Le choeur a ouvert la réception donnée par la municipalité de Strasbourg en l'honneur des anciens et nouveaux eurodéputés, après une journée mouvementée : Ursula von der Leyen venait d'être élue de justesse présidente de la Commission européenne. Une opération de charme pour vanter ceux d'une ville « où [vous] serez toujours accueillis avec égard », promet Roland Ries qui se lance dans sa marotte, l'histoire. Le maire de Strasbourg fait défiler la réunion fondatrice des ministres du Conseil de l'Europe dans le même hôtel de ville, en août 1949, les « serments de Strasbourg » de Charles le Chauve et Louis le Germanique en... 842 et les mânes de Louise Weiss, ancienne doyenne des députés européens.

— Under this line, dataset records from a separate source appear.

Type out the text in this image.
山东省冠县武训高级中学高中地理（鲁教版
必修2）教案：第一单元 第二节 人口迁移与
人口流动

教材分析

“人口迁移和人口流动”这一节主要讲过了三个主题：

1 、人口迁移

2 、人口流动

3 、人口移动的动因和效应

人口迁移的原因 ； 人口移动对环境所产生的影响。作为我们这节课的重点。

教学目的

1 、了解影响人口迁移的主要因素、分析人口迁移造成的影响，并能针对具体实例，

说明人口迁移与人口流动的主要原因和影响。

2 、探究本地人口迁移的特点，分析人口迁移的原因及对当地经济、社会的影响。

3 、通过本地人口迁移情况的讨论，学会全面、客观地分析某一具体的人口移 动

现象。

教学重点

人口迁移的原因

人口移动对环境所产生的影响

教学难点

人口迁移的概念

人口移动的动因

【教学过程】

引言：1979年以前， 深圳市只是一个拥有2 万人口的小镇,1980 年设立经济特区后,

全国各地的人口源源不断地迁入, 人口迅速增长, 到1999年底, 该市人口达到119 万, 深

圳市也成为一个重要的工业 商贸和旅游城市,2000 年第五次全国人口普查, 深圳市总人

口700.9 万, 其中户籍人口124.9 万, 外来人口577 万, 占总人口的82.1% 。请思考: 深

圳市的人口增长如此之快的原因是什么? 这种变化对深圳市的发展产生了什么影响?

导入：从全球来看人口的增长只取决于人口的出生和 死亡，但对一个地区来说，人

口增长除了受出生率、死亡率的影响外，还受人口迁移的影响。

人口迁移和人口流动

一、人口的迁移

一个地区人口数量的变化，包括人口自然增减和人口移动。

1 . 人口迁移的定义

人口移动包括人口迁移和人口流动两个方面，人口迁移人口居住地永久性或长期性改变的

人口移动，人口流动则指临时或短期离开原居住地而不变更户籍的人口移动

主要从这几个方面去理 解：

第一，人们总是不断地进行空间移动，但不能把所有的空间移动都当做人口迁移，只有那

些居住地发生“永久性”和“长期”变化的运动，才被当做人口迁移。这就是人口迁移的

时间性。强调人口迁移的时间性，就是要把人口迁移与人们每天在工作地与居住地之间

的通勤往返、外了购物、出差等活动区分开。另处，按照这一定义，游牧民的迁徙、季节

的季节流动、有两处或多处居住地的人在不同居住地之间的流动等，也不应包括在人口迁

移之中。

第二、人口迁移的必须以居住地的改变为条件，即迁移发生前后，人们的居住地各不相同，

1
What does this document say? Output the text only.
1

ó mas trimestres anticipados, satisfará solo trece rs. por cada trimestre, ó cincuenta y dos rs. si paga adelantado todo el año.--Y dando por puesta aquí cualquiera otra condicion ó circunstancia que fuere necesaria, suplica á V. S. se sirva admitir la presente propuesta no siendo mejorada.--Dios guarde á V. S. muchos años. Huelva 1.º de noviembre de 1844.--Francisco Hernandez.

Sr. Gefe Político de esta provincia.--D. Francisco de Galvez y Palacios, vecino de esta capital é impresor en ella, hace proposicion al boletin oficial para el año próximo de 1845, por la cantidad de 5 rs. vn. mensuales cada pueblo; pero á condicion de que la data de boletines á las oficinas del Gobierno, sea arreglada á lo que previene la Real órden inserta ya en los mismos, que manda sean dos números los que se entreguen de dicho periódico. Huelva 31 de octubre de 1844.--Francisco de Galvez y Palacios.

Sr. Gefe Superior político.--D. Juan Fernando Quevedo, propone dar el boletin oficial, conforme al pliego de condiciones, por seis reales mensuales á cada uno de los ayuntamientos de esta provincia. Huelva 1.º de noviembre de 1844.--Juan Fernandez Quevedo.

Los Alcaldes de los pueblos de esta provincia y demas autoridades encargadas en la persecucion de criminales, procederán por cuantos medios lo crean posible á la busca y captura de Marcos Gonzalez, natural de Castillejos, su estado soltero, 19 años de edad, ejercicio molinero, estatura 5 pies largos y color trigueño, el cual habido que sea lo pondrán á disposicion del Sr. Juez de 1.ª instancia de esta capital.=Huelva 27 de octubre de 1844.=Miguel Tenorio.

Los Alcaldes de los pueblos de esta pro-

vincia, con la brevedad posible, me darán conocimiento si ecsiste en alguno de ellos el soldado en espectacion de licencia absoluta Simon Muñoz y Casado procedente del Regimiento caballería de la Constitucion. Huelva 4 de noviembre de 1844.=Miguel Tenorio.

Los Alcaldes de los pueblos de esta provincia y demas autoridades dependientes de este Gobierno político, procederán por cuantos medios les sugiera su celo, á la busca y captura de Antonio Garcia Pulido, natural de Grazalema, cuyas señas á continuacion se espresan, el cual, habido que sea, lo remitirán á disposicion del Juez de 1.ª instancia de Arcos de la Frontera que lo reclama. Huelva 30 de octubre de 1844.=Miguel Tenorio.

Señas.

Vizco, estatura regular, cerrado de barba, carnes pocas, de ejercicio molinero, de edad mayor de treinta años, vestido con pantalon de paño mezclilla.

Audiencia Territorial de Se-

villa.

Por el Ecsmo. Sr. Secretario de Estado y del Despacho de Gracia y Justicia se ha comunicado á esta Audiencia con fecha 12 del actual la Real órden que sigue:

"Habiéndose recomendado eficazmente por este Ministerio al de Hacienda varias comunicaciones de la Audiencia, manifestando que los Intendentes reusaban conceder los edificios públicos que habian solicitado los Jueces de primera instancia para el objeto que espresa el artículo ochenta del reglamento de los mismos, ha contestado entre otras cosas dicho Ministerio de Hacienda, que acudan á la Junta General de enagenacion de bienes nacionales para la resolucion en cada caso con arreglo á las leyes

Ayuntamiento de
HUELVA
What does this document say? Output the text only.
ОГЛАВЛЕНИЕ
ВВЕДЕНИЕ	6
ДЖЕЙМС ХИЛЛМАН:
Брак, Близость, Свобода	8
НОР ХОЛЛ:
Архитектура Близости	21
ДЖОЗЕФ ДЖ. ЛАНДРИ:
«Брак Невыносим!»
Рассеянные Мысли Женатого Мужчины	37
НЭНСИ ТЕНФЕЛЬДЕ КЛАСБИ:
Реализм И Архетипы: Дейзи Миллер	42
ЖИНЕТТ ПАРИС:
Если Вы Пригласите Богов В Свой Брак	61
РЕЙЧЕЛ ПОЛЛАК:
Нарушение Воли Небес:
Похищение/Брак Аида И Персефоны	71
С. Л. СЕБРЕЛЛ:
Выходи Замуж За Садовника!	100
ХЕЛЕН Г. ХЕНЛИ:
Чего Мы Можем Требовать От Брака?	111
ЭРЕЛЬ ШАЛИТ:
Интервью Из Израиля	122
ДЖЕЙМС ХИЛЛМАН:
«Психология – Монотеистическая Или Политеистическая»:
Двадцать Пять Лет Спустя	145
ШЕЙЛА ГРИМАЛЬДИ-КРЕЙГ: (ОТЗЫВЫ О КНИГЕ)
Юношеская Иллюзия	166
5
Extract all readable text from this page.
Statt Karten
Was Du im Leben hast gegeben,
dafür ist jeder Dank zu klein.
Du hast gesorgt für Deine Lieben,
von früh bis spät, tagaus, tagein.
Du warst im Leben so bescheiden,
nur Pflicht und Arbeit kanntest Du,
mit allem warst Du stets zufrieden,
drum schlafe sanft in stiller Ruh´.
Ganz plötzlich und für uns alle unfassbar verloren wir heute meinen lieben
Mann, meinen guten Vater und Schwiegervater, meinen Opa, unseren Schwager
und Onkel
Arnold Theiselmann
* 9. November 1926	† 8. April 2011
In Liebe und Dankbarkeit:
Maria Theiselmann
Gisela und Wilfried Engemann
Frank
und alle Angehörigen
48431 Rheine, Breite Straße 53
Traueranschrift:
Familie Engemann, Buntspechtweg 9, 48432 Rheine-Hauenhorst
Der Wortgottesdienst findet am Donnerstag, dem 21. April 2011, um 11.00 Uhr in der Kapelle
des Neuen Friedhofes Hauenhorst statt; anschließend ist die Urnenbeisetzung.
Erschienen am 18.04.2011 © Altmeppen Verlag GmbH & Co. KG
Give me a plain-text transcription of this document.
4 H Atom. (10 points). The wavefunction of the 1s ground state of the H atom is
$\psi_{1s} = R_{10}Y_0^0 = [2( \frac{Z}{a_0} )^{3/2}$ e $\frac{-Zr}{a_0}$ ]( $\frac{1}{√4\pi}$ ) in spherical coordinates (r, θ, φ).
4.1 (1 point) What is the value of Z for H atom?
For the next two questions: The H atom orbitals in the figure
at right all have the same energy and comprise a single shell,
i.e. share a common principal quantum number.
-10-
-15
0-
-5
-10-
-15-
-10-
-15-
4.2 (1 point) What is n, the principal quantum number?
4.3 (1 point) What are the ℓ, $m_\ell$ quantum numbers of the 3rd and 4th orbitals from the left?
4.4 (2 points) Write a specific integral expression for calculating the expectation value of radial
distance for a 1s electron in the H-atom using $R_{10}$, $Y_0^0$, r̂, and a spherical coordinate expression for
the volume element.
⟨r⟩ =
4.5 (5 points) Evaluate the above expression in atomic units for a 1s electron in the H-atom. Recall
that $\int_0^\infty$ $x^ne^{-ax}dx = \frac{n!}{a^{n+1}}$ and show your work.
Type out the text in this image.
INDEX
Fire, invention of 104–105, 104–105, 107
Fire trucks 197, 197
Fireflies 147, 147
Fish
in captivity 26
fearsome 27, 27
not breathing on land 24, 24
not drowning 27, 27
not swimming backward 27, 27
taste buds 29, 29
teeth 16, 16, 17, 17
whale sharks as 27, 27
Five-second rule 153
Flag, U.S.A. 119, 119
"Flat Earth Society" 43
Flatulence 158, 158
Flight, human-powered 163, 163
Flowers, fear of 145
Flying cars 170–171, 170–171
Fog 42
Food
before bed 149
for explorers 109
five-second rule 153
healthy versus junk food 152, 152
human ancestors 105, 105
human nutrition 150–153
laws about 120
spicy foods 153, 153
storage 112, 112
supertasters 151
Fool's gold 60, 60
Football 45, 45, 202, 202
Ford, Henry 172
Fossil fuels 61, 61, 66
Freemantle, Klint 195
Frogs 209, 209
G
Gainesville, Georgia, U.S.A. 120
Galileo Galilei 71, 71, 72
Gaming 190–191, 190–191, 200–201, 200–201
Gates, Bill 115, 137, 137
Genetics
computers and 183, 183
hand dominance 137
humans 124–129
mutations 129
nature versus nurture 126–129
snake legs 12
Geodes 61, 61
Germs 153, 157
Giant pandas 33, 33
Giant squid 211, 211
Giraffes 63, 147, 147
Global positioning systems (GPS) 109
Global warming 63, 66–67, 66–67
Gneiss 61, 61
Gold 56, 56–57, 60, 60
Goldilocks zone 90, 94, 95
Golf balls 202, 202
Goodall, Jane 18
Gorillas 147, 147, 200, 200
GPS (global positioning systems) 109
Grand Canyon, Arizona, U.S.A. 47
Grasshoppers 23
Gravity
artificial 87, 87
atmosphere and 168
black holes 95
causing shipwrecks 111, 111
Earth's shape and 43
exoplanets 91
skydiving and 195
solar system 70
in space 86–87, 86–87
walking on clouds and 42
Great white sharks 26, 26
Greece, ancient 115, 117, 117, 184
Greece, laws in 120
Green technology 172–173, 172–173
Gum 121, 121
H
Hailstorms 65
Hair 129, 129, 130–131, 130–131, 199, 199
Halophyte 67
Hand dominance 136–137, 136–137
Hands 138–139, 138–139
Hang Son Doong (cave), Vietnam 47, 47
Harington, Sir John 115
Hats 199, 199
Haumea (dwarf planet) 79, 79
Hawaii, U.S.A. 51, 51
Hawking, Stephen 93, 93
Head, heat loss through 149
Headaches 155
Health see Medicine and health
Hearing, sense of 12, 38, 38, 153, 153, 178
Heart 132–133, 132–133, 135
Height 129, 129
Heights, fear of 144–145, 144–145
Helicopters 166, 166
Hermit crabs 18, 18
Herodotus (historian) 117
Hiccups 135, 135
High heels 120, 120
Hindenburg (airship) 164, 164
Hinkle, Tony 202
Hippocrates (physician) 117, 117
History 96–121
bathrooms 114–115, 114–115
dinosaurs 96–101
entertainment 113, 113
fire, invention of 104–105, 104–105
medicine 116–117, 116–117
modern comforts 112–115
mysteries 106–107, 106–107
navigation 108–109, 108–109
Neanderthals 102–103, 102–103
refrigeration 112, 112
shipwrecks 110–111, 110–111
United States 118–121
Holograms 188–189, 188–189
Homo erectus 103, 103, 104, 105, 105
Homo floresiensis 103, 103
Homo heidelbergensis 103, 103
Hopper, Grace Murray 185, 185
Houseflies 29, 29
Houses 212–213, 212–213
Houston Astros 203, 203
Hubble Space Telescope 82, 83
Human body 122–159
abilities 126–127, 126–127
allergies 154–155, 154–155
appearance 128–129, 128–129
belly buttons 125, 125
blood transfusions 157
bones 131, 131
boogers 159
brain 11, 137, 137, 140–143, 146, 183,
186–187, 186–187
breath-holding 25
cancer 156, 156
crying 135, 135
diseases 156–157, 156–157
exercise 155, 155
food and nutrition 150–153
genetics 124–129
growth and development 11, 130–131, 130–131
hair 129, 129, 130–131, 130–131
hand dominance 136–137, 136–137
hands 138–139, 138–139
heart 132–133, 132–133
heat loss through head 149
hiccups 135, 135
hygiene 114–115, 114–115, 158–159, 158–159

Le chef du protocole vient l'interrompre pour laisser l'interprète traduire en anglais. « Je me croyais au 18e siècle, où la langue française était universelle », s'excuse un Roland Ries un peu marri. Plus concret, il évoque la « task force » pour le siège strasbourgeois « animée par un lobbyiste bruxellois », les lignes aériennes OSP (sous obligation de service public) pour faciliter l'accès de la ville et la construction de 15 000 m² de bureaux en face du Parlement européen. « C'est vrai que Strasbourg n'est pas capitale européenne par hasard. Une de nos vice-présidentes habite Strasbourg [l'eurodéputée tchèque Dita Charanzova, NDLR]. La vie de notre institution et celle de la ville peuvent marcher ensemble », approuve David Maria Sassoli, le nouveau président du Parlement européen, dans un français coloré d'accent transalpin. « Mais on doit faire encore quelques efforts pour améliorer nos conditions de travail... » L'ancien présentateur du JT italien était la coqueluche de la soirée, se prêtant gentiment aux selfies en sa compagnie.
« Le présent et le futur de notre Union »

« C'est à Strasbourg que le Parlement a son siège », insiste Amélie de Montchalin, la jeune secrétaire d'État aux affaires européennes, s'exprimant alternativement en français, anglais, espagnol et portugais. « Ce choix n'est pas seulement inscrit dans les traités. Il représente le présent et le futur de notre Union. Les gens qui vivent ici ou que vous allez croiser dans le tram vivent bien plus que d'autres l'Europe comme une réalité quotidienne ». Une réalité qui se reflète dans « le pont de l'Europe entre Kehl et Strasbourg » ou la toute nouvelle collectivité européenne d'Alsace, taillée sur mesure pour « ce petit coin de France à l'âme si particulière ». Plus matériellement, elle s'est « engagée à suivre personnellement » le contrat triennal 2 018/2 020 voué à asseoir la dimension européenne de Strasbourg. Soit 185 000 millions d'euros versés par l'État, la région ou l'Eurométropole pour développer l'accessibilité de Strasbourg ou l'aménagement d'un pavillon d'honneur à l'aéroport d'Entzheim, histoire d'accueillir les parlementaires en VIP.

Après une heure de discours, traductions comprises, les parlementaires affamés ont pu faire honneur au buffet, ne boudant que le munster. Il y a des choses qui ne feront jamais l'unanimité en Europe.